Physical Address Space
Set of M = 2^m physical addresses. {0, 1, 2, 3, ..., M - 1}
Virtual Address Space
Set of N = 2^n virtual addresses. {0, 1, 2, 3, ..., N - 1}
Translation Lookaside Buffer (TLB)
Small hardware cache in MMU. Maps virtual page numbers to physical page numbers. Contains complete page table entries for small number of pages.
Local Replacement
Some processes may do well while some others might suffer.
Fixed Partitions
Splitting main memory into partitions. Easy to implement and gives us a fast context switch, but we still have internal fragmentation. Unused memory of an individual process takes up space that could have been used for another active process. Size of partition might not be intuitive, since processes vary in size and might be too big for the partition.
Consider a memory system with a virtual address space of 32 bits, a physical address space of size 30 bits, and a page size of 4Kbytes. Can the virtual address of a global array change over the lifetime of a program (without the program copying/moving it)? Can the physical address?
The VA of a data structure won't change unless you move it. The PA can change after a page moves to swap then back in.
Belady's Anomaly
The fault rate might increase when an algorithm is given more memory.
Consider a memory system with a virtual address space of 32 bits, a physical address space of size 30 bits, and a page size of 4Kbytes. Someone argues that the clock algorithm is supposed to be an approximation of LRU - Take a position for or against this statement, and briefly justify it.
The reference bit being accesses allows a page not to be replaced for a full round. So, the page that is being replaced has not been accessed for a full round. Note that this is approximately LRU in the sense that removed page was not recently accesses but it may not be the one that was LRU. Also, in situations where most pages are getting references, clock becomes almost FIFO.
Consider a memory system with a virtual address space of 32 bits, a physical address space of size 30 bits, and a page size of 4Kbytes. Given the virtual address 0xff0beef, what is the value of the VPN and the offset?
The value of the VPO will be 0xeef and the value of the VPN will be 0xff0b. VPO = 2^12 bytes because page size is 4Kbytes. Offset is last 12 bits.
Functionality of PTEs
They are cached in L1 like any other memory word. - PTEs may be evicted by other data references. - PTE hit still requires a small L1 delay.
Advantages of Fixed Partitions
They are easy to implement. - You need a base register. - You need to verify that the offset is less than the fixed partition size. Fast context switch.
Cold Miss
This occurs when we are accessing data that hasn't been fetched from main memory yet. It's "compulsory" since you will always miss the first time you try and access any address.
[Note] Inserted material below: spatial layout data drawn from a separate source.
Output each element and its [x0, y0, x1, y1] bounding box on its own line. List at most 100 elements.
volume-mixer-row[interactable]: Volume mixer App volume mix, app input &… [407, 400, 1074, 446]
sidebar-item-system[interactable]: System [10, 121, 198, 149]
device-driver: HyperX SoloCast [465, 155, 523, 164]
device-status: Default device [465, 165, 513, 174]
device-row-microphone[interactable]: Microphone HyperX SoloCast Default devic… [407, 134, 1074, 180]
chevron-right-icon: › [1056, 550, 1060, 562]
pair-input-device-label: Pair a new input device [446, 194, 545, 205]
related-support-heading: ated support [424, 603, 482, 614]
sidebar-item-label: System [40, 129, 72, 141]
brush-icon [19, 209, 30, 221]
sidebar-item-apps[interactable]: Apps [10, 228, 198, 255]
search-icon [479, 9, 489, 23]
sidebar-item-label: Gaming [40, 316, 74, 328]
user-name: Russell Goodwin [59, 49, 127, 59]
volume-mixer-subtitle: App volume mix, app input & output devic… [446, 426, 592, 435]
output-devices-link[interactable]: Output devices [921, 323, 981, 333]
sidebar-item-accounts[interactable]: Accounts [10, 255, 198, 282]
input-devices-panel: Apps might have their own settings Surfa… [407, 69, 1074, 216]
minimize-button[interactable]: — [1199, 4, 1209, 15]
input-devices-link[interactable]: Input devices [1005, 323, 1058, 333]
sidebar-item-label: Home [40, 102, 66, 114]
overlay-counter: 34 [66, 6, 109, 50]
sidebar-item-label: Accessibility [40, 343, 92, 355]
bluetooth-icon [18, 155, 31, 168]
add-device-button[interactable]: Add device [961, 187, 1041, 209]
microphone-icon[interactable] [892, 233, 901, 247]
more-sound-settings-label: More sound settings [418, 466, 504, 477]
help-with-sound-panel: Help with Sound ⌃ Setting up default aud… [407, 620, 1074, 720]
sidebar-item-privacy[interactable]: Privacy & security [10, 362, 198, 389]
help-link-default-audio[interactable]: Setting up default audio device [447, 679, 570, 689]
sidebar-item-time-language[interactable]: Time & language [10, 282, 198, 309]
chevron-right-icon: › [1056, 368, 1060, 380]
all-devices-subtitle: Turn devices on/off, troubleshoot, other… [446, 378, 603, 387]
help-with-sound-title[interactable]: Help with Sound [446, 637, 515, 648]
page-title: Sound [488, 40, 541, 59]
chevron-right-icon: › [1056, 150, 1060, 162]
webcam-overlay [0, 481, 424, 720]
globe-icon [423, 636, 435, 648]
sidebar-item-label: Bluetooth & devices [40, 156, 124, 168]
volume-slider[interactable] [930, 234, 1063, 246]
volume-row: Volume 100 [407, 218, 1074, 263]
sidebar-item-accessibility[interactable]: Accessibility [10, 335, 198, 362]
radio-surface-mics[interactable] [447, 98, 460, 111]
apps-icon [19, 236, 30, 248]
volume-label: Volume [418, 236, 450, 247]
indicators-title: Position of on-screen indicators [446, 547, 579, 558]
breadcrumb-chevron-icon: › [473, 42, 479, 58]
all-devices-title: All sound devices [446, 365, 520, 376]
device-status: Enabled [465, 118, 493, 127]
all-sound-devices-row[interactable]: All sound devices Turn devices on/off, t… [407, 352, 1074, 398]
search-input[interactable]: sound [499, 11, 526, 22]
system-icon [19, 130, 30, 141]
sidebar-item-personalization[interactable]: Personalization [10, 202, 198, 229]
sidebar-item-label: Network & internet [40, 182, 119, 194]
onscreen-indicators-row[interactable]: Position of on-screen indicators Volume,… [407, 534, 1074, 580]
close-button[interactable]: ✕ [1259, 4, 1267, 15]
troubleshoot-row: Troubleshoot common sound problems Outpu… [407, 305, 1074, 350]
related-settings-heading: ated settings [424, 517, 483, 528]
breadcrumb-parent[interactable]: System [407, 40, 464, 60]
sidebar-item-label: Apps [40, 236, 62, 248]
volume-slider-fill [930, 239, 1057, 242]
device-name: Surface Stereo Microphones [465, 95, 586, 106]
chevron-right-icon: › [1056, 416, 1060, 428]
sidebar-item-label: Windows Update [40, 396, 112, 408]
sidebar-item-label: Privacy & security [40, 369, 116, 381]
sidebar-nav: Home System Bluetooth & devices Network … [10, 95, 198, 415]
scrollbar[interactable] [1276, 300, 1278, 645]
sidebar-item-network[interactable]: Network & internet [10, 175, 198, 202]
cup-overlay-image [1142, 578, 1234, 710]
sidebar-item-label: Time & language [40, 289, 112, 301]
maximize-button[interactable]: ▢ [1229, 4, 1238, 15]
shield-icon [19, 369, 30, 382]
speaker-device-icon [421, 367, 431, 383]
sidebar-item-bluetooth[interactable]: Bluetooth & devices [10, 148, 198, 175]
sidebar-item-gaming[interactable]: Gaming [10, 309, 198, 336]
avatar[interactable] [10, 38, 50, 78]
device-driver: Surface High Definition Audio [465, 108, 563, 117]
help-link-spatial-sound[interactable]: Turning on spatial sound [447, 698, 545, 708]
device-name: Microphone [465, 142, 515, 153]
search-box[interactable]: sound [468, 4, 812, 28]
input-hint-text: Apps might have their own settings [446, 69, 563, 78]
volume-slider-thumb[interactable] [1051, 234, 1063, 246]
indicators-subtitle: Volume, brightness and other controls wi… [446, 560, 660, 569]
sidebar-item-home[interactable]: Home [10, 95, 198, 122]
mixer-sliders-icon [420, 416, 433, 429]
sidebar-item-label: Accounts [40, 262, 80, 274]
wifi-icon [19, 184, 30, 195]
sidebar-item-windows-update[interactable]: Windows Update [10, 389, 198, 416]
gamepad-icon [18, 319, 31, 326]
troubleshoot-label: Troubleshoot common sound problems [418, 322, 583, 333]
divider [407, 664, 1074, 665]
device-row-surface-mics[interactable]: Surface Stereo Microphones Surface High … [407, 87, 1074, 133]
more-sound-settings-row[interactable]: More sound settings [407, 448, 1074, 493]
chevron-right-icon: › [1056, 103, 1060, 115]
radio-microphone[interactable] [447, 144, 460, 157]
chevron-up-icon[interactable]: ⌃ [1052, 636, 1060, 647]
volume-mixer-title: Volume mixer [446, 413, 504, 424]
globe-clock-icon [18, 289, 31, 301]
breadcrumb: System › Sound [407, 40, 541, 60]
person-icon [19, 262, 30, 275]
Cache is empty.
What is the primary purpose of a TLB?
To speed up the translation by caching page table entries.
T or F: Explicit free list is better than implicit free list for heap management.
True.
T or F: Page Tables can be bigger than physical memory.
True.
T or F: Page replacement can require invalidating a TLB entry.
True.
T or F: free() does not need a system call.
True.
Fast Change
Updating memory hardware on context switch.
Why should we use Virtual Memory (VM)?
VM is taking the page concept to a whole new level. - Allow pages to be on a disk. Motivation? - Uses main memory efficiently. - Use DRAM as a cache for the parts of a virtual address space. Simplifies memory management. - Each process gets the same uniform linear address space. - With VM, this can be huge!
What is locality?
VM works because of locality. Programs tend to access a set of active virtual pages called a working set.